HAGERSTOWN SUNS -- Municipal Stadium, 274 E. Memorial Blvd., Hagerstown, Md. 800/538-9967. Web site: www.hagerstownsuns.com. The Suns are a Class A affiliate of the Toronto Blue Jays in the South Atlantic League. Tickets for individual games are $5-$7. Children 5 and under are admitted free, and children under 17 are admitted for $3. Student, senior citizen and military discounts are also offered. The Suns play Friday (July 16) at 7:05 p.m. against the Charlestown Alley Cats (Kansas City Royals). Tonight is floppy cap giveaway. The next homestand is July 26-Aug. 2, with series against the Columbus RedStixx (Cleveland Indians) and the Macon Braves (Atlanta Braves). A fireworks display is planned for after the July 30 game.
DELMARVA SHOREBIRDS -- Arthur W. Perdue Stadium, 6400 Hobbs Rd., Salisbury, Md. 410/219-3112. Web site: www.theshorebirds.
com. The Shorebirds are a Class A affiliate of the Baltimore Orioles in the South Atlantic League. Single-game tickets are $6.50-$17. Children 6-12 are admitted for $3. Children 5 and under are admitted free. Military discounts are offered. The Shorebirds play Friday (July 16) at 7:05 p.m. against the Cape Fear Crocs (Montreal Expos), with a postgame fireworks display. The next homestand is July 26-Aug. 2, with series against the Macon Braves (Atlanta Braves) and the Columbus RedStixx (Cleveland Indians). Fireworks displays are held after every Saturday evening home game.
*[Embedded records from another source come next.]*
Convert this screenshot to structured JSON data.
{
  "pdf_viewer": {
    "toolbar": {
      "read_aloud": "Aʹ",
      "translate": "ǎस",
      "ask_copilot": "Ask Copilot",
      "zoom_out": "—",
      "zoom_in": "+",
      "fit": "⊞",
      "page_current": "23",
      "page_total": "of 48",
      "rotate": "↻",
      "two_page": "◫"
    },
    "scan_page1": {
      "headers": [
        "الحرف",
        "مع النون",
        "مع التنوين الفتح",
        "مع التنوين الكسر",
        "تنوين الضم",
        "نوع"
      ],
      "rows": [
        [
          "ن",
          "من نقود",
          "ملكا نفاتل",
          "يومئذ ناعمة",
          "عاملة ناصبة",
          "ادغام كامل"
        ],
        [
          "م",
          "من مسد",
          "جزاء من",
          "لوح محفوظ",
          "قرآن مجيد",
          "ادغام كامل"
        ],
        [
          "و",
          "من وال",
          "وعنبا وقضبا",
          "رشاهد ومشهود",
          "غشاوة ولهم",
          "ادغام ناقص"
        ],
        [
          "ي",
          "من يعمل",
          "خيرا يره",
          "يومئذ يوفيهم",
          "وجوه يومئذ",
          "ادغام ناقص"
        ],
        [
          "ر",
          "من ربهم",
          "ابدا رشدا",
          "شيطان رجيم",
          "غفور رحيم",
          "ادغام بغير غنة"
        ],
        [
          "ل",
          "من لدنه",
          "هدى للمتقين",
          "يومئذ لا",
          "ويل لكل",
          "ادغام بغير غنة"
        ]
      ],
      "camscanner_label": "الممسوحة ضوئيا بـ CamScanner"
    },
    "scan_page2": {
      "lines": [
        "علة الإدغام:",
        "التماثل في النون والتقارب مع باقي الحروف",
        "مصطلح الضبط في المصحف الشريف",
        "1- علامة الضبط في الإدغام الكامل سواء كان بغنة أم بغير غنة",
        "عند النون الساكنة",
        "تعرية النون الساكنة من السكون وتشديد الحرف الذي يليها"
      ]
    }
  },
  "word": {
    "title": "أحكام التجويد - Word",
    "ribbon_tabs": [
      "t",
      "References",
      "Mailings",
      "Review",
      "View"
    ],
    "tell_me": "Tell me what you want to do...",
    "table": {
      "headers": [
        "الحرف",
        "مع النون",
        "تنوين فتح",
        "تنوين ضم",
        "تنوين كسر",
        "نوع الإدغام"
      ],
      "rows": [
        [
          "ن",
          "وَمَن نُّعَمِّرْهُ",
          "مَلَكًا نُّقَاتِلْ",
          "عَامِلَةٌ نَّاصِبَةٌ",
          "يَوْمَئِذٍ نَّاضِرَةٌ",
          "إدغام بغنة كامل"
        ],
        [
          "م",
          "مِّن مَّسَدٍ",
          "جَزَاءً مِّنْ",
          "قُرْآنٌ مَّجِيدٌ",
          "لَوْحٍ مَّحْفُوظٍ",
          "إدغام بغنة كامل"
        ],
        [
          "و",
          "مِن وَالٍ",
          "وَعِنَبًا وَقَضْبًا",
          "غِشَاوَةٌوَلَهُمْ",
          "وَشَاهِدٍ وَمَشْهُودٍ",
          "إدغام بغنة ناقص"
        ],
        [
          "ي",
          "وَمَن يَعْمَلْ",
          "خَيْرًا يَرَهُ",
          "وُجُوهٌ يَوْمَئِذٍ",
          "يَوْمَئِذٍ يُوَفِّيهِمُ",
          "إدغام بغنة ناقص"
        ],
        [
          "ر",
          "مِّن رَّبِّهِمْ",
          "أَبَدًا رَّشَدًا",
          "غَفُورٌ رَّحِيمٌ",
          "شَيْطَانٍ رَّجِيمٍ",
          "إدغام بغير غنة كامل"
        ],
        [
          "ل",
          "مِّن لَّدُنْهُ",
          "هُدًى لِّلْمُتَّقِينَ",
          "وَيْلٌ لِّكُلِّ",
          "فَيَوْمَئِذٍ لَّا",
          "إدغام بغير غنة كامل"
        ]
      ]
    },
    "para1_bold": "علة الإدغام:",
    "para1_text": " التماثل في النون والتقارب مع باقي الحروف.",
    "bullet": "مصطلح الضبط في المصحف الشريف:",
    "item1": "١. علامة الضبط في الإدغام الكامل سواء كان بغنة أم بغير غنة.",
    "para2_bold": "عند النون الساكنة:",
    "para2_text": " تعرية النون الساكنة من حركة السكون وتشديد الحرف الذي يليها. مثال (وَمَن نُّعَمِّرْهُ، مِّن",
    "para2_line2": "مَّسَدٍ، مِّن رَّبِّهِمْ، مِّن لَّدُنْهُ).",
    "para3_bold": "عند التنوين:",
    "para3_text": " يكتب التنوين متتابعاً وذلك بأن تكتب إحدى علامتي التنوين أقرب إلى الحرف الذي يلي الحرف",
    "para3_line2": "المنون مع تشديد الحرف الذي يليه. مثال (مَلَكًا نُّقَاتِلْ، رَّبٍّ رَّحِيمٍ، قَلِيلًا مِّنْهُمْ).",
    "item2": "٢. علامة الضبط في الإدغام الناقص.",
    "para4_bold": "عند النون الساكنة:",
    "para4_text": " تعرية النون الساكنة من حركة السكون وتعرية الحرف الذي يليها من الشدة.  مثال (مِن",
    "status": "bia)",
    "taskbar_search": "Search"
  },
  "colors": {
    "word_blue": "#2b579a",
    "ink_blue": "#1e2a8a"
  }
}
POTOMAC CANNONS -- G. Richard Pfitzner Stadium, 7 County Complex Ct., Woodbridge. 703/590-2311. www.potomaccannons.com. The Cannons are a Class A affiliate of the St. Louis Cardinals in the Carolina League. Single game tickets are $5-$9. Youth (6-14) and senior general admission is $4. Ages 5 and under free. The Cannons are at home Friday (July 16) against the Myrtle Beach Pelicans (Atlanta Braves), with a postgame fireworks display. Their next homestand is July 24-29, when they'll play series against the Lynchburg Hillcats (Pittsburgh Pirates) and the Salem Avalanche (Colorado Rockies). "Friday Night Jam" concerts are held on the field before every Friday evening game. Tonight's performer is the band Maven. The show starts at 6 p.m.
RICHMOND BRAVES -- The Diamond, 3001 N. Boulevard, Richmond. 800/849-4627. Web site: www.rbraves.com. The Braves are a AAA affiliate of the Atlanta Braves in the International League. Individual game tickets are $5-$8. Admission for seniors and children under 12 is $3. The Braves' next homestand is July 23-Aug. 1, when they'll play a series against the Toledo Mud Hens (Detroit Tigers), Indianapolis Indians (Cincinnati Reds), Louisville RiverBats (Milwaukee Brewers) and the Columbus Clippers (New York Yankees).
"FODOR'S BALLPARK VACATIONS," by Bruce Adams and Margaret Engel. $16.50 from Fodor's Travel Publications. Adams and Engel also have a Web site with information on minor league baseball travel: www.clark.net/pub/rothman/ballpark.htm.
CAPTION: The surroundings are often cozier for fans at minor league games than at a big league ballpark. At parks like Prince George's stadium, that can sometimes make it easier to snag an autograph or satisfy a sweet tooth.
CAPTION: Except for the occasional mascot blocking the view, every seat is a good one.
CAPTION: Although the stadiums offer plenty of amenities, there's nothing like the old-time feel of a minor league game.